Bloody Mary

Bob and Patti's No Wake Zone, 6901-05 South Broadway, 314-352-8989

Gazpacho with vodka? Leftover veggie tomato stew with some twang? Chunky tomato juice? What is this thing Patti and Bob Kamadulski have unveiled on south South Broadway, this contraption, this virtual taste machine? It's crunchy and spicy and tart, a mess of red and green pickled vegetation, a smorgasbord in a glass. It's a vision, a culinary affirmation, a celebration of the possible.

Here we stand atop our town-square wooden stool, powdered wig askew, parchment proclamation unfurled: "The best Bloody Mary in the city is hereby recognized to be served in Lemay, on South Broadway at Loughborough, at a joint called Bob and Patti's No Wake Zone!"

Lo, no small feat. Oceans of sweat and tears have been expended in the search for this holy grail, and every self-respecting mixer develops his or her own magical drop of signature something that sets their Mary apart from those of their colleagues, be it ground shrimp or garlic or pickled onions or spicy peppers or sea salt or whipped cream (just kidding) or lemon or oyster juice.

And they can't all be right, can they?

No, they can't. Only one can be exactly right.

The No Wake Zone is an odd moniker. (Are they all asleep? Are the waters still? No funerals allowed?) Within, a standard South City establishment: A-B rules the taps (and the coolers and the walls and the ceiling). A few nights before St. Pat's, Budweiser shamrocks line the bar; if you've got $2 and feel like gussying yourself up, buy some shamrock suspenders, a sure hit with the ladies. Perfection is born in the most unassuming places.

Order a Bloody Mary, and Patti, a sparkle of a woman, will pull out a little basket, her works: three squeeze bottles, containing horseradish and Tabasco and Worcestershire sauces; celery salt; olives; pickled asparagus; dill-pickle spears; a five-and-a-half-ounce can of Campbell's tomato juice. And the secret weapon: Twang -- a chili salt consisting of natural lemon and lime essences mixed with three types of chili powder.

Patti coats the rim of the glass with Twang, then mixes, drops in the pickled things, stirs and presents the chalice with the confidence of someone who just knows.

"What I do is" she adds majestically, "I take my pickle and I rub it in the Twang and eat it like that. Then it becomes lunch." Price: four bucks.

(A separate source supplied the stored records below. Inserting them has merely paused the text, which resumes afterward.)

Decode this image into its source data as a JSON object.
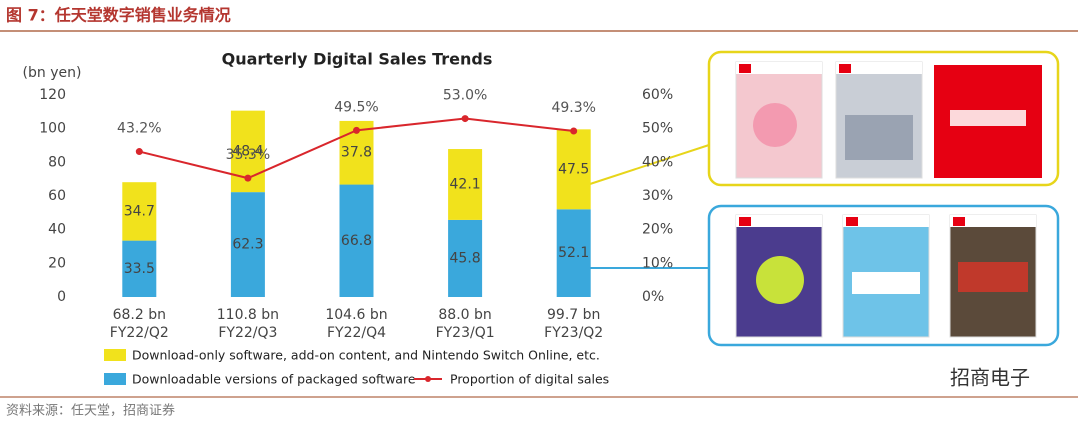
{
  "header": {
    "title": "图 7：任天堂数字销售业务情况",
    "source": "资料来源：任天堂，招商证券",
    "watermark": "招商电子"
  },
  "chart_data": {
    "type": "bar",
    "stacked": true,
    "title": "Quarterly Digital Sales Trends",
    "y_label": "(bn yen)",
    "categories": [
      "FY22/Q2",
      "FY22/Q3",
      "FY22/Q4",
      "FY23/Q1",
      "FY23/Q2"
    ],
    "category_totals": [
      "68.2 bn",
      "110.8 bn",
      "104.6 bn",
      "88.0 bn",
      "99.7 bn"
    ],
    "series": [
      {
        "name": "Downloadable versions of packaged software",
        "color": "#3aa8dc",
        "values": [
          33.5,
          62.3,
          66.8,
          45.8,
          52.1
        ]
      },
      {
        "name": "Download-only software, add-on content, and Nintendo Switch Online, etc.",
        "color": "#f1e21c",
        "values": [
          34.7,
          48.4,
          37.8,
          42.1,
          47.5
        ]
      },
      {
        "name": "Proportion of digital sales",
        "type": "line",
        "axis": "y2",
        "color": "#d9262c",
        "values": [
          43.2,
          35.3,
          49.5,
          53.0,
          49.3
        ],
        "value_labels": [
          "43.2%",
          "35.3%",
          "49.5%",
          "53.0%",
          "49.3%"
        ]
      }
    ],
    "ylim": [
      0,
      120
    ],
    "yticks": [
      0,
      20,
      40,
      60,
      80,
      100,
      120
    ],
    "y2lim": [
      0,
      60
    ],
    "y2ticks": [
      {
        "value": 0,
        "label": "0%"
      },
      {
        "value": 10,
        "label": "10%"
      },
      {
        "value": 20,
        "label": "20%"
      },
      {
        "value": 30,
        "label": "30%"
      },
      {
        "value": 40,
        "label": "40%"
      },
      {
        "value": 50,
        "label": "50%"
      },
      {
        "value": 60,
        "label": "60%"
      }
    ],
    "grid": false
  }
}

Fans of all things pickled will feel like Homer Simpson in the Land of Doughnuts, plucking and frolicking and munching and leaping and gobbling, giddy at the joy of sampling asparagus, then crunching on a dill pickle, then -- sure, why not? -- skewering a green olive with the red cocktail straw before following it all up with a slurp. (Those unfortunate souls who dislike asparagus can instead opt for a pickled green bean.) Lick the rim; feel the power of lemon-lime chili salt. Feel alive. Feel victorious.